Hunt is among ministers greeting Donald Trump during his state visit to the UK. On Sunday, the US president’s ambassador to the UK, Woody Johnson, said the US would want access to the NHS as part of any post-Brexit trade deal.

Hunt said he would not accept this. He said: “I can’t conceive of any future prime minister of any party ever agreeing that we would allow NHS procurement to be part of trade talks. The NHS, as a publicly run, publicly owned institution is part of our DNA.”

He added: “That’s not to say that pharmaceutical products, drugs, those kind of things which are freely traded between countries couldn’t be discussed. But the ownership of the NHS and NHS services, I can’t imagine that ever being part of trade discussions.”

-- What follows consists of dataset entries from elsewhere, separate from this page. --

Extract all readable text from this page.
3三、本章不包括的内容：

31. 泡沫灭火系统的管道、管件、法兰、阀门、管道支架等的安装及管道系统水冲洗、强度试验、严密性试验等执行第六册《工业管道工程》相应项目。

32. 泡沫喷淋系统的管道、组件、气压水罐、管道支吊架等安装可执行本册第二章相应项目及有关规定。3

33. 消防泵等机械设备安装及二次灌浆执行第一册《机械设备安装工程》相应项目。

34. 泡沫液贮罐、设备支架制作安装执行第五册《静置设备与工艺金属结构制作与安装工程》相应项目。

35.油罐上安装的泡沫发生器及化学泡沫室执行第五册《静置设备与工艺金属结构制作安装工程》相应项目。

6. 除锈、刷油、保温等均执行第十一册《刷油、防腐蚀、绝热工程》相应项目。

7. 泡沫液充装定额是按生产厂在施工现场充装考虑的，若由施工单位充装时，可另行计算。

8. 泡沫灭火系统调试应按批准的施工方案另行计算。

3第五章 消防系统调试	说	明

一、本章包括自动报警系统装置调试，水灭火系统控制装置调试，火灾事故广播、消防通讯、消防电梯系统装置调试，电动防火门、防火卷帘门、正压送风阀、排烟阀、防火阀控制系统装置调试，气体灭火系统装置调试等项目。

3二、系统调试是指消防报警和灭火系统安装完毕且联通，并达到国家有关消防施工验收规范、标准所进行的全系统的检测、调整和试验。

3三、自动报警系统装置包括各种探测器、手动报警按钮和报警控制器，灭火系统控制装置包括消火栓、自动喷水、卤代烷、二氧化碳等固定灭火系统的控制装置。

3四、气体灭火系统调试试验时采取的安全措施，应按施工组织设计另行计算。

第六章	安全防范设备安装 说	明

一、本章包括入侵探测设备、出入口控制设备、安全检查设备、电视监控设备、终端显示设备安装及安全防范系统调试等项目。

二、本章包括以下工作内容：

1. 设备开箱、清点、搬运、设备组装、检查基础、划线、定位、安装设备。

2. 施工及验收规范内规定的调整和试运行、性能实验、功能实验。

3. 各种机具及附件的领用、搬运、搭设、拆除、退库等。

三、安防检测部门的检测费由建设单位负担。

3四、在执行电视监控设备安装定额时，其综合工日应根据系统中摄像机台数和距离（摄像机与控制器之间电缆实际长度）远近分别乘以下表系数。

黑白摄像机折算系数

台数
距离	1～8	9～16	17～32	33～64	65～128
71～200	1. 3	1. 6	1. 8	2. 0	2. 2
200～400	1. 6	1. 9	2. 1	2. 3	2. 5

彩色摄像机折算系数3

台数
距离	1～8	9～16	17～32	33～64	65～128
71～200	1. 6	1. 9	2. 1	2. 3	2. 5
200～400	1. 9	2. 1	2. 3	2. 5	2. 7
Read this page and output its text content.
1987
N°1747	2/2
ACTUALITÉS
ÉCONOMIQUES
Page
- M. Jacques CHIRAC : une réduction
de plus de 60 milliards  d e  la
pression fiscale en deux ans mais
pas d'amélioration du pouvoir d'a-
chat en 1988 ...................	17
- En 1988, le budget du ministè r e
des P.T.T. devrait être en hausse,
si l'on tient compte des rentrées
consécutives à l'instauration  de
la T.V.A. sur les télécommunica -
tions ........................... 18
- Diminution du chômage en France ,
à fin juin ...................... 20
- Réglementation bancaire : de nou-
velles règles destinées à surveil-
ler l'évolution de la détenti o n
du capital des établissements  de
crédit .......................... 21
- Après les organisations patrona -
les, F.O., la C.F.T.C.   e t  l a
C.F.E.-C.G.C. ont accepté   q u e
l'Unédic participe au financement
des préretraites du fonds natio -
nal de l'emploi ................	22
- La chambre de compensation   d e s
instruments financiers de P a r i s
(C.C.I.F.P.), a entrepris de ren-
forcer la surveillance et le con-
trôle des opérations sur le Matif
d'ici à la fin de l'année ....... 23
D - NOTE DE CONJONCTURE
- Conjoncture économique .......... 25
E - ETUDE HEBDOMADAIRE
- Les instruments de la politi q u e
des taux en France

In his speech, primarily about housing, Brokenshire gave words of advice to leadership candidates “who have put themselves forward for what has been described as the Grand National of political contests”.

He said: “Please think carefully. If you already know it’s going to be a bit of a struggle to get over the first fence, let alone Becher’s Brook, ahead, then maybe you should pull up. There is no embarrassment in that.

“It doesn’t reflect on your talent or ability to influence the direction of our party now and in the future. It’s just the overriding need to get our new leader in place as quickly as possible.”